Desde una perspectiva fisiológica, «el estrés y la pena pueden desencadenar una respuesta del eje hipotalámico-hipofisario-adrenal (HHA), lo que lleva a la liberación de cortisol. Niveles elevados de cortisol están asociados con una mayor preferencia por alimentos altamente palatables y calóricos. Diversos estudios han demostrado que el estrés crónico puede aumentar la ingesta de alimentos ricos en calorías y azúcares, favoreciendo el desarrollo de obesidad y hábitos alimentarios hedónicos».
Sin embargo, a todos no nos da por ponernos morados de dulces, fritos y pasta. «No todas las personas reaccionan igual ante el estrés o la tristeza. En situaciones de angustia, el cuerpo activa el sistema nervioso simpático, liberando adrenalina y otras hormonas que pueden disminuir el apetito. Esto explica por qué algunas personas, en lugar de buscar consuelo en la comida, sienten un nudo en el estómago o incluso náuseas».
Petratti relata que «la reactividad del cortisol juega un papel importante aquí. Algunos estudios han encontrado que las personas con baja reactividad al cortisol tienden a experimentar una disminución en la ingesta de alimentos en respuesta al estrés, mientras que aquellas con alta reactividad pueden aumentar su consumo calórico».
Entonces, ¿qué tienen las patatas fritas o el helado que parece que nos ‘reconfortan’? «Estos alimentos combinan grasas, azúcares y, en el caso de las patatas fritas, también sal, lo que los hace altamente palatables y adictivos. Esta combinación activa la liberación de dopamina, el neurotransmisor del placer, generando una sensación de bienestar inmediata».
Según nos cuenta esta especialista, «a nivel cerebral, estos alimentos activan el sistema de recompensa, el mismo circuito neuronal involucrado en las adicciones. Se ha observado que el consumo de alimentos ultraprocesados puede generar un refuerzo positivo similar al de sustancias adictivas, lo que nos impulsa a seguir buscándolos en situaciones de estrés o tristeza».

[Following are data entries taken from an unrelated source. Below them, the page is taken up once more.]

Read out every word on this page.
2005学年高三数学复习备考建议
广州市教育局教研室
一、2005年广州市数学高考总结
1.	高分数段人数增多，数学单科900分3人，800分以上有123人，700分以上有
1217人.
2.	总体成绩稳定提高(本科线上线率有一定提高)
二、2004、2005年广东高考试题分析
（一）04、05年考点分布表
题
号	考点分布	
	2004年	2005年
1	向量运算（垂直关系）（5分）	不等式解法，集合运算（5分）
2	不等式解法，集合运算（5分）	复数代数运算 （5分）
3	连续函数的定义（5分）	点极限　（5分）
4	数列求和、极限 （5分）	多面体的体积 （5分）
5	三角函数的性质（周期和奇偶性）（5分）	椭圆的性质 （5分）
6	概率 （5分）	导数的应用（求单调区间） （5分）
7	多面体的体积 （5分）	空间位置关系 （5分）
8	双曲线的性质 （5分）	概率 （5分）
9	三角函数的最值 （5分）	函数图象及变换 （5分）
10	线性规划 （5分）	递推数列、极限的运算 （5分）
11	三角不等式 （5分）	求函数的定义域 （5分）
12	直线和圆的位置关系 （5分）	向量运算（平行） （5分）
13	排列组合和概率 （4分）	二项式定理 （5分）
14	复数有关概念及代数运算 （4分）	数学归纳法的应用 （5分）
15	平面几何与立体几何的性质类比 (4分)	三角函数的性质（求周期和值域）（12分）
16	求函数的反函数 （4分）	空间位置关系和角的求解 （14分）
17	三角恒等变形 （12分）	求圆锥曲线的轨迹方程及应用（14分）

¿Qué mecanismos activan en nuestro cerebro para producir semejante efecto? «Cuando consumimos alimentos ricos en azúcares y grasas, se activa el circuito de recompensa del cerebro, el mismo que se ve implicado en otros comportamientos adictivos. La dopamina juega un papel clave en este proceso, ya que refuerza la sensación de placer y nos lleva a repetir la conducta».

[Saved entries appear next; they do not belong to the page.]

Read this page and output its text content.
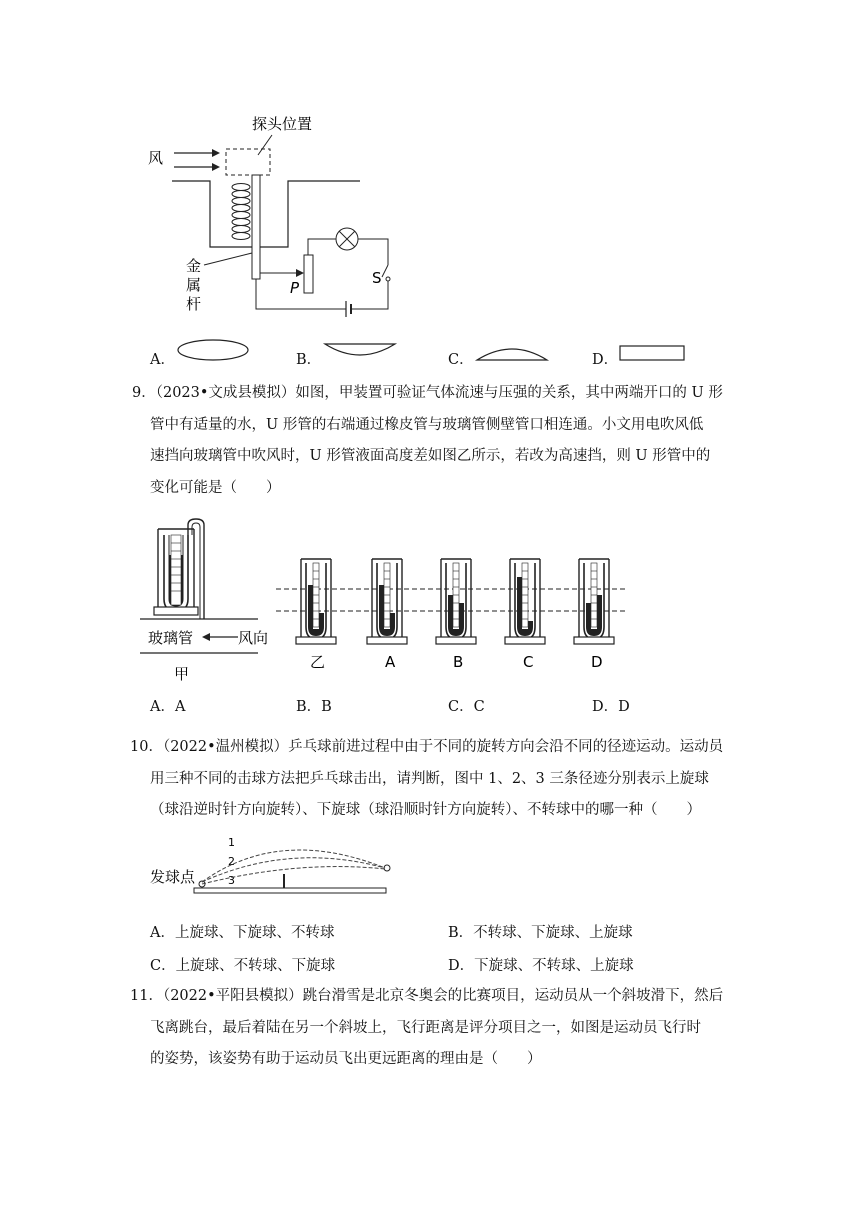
探头位置
风
金
属
杆
P
S
A．	B．	C．	D．
9．（2023•文成县模拟）如图，甲装置可验证气体流速与压强的关系，其中两端开口的 U 形
管中有适量的水，U 形管的右端通过橡皮管与玻璃管侧壁管口相连通。小文用电吹风低
速挡向玻璃管中吹风时，U 形管液面高度差如图乙所示，若改为高速挡，则 U 形管中的
变化可能是（　　）
玻璃管	风向
甲
乙	A	B	C	D
A．A	B．B	C．C	D．D
10．（2022•温州模拟）乒乓球前进过程中由于不同的旋转方向会沿不同的径迹运动。运动员
用三种不同的击球方法把乒乓球击出，请判断，图中 1、2、3 三条径迹分别表示上旋球
（球沿逆时针方向旋转）、下旋球（球沿顺时针方向旋转）、不转球中的哪一种（　　）
发球点
1
2
3
A．上旋球、下旋球、不转球	B．不转球、下旋球、上旋球
C．上旋球、不转球、下旋球	D．下旋球、不转球、上旋球
11．（2022•平阳县模拟）跳台滑雪是北京冬奥会的比赛项目，运动员从一个斜坡滑下，然后
飞离跳台，最后着陆在另一个斜坡上，飞行距离是评分项目之一，如图是运动员飞行时
的姿势，该姿势有助于运动员飞出更远距离的理由是（　　）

Además, prosigue, «el estrés y el sistema de recompensa están interconectados. Se ha demostrado que los niveles elevados de cortisol pueden potenciar la respuesta del sistema de recompensa, haciendo que los alimentos ricos en grasas y azúcares sean aún más gratificantes en contextos de estrés«.
Llegados a este punto, surge la pregunta del millón…. ¿Podemos permitirnos el capricho sin sentimiento de culpa? «¡Absolutamente! La culpa es uno de los peores factores en la relación con la comida, porque genera un ciclo de restricción y compensación que no es saludable. Disfrutar un helado o unas patatas fritas de manera ocasional no tiene un impacto negativo en la salud».
En su opinión, «lo importante es que nuestra alimentación diaria se base en alimentos nutritivos y que desarrollemos una relación equilibrada con la comida, sin culpas ni prohibiciones extremas. Comer es mucho más que una cuestión de calorías: también es placer, cultura y conexión emocional».
Y, con la odiosa ‘operación bikini’ a la vuelta de la esquina, Cristina Petratti nos recuerda que «un enfoque basado en la flexibilidad alimentaria y la alimentación intuitiva ha demostrado ser más efectivo a largo plazo que las dietas restrictivas, ya que reduce la ansiedad en torno a la comida y promueve hábitos más sostenibles».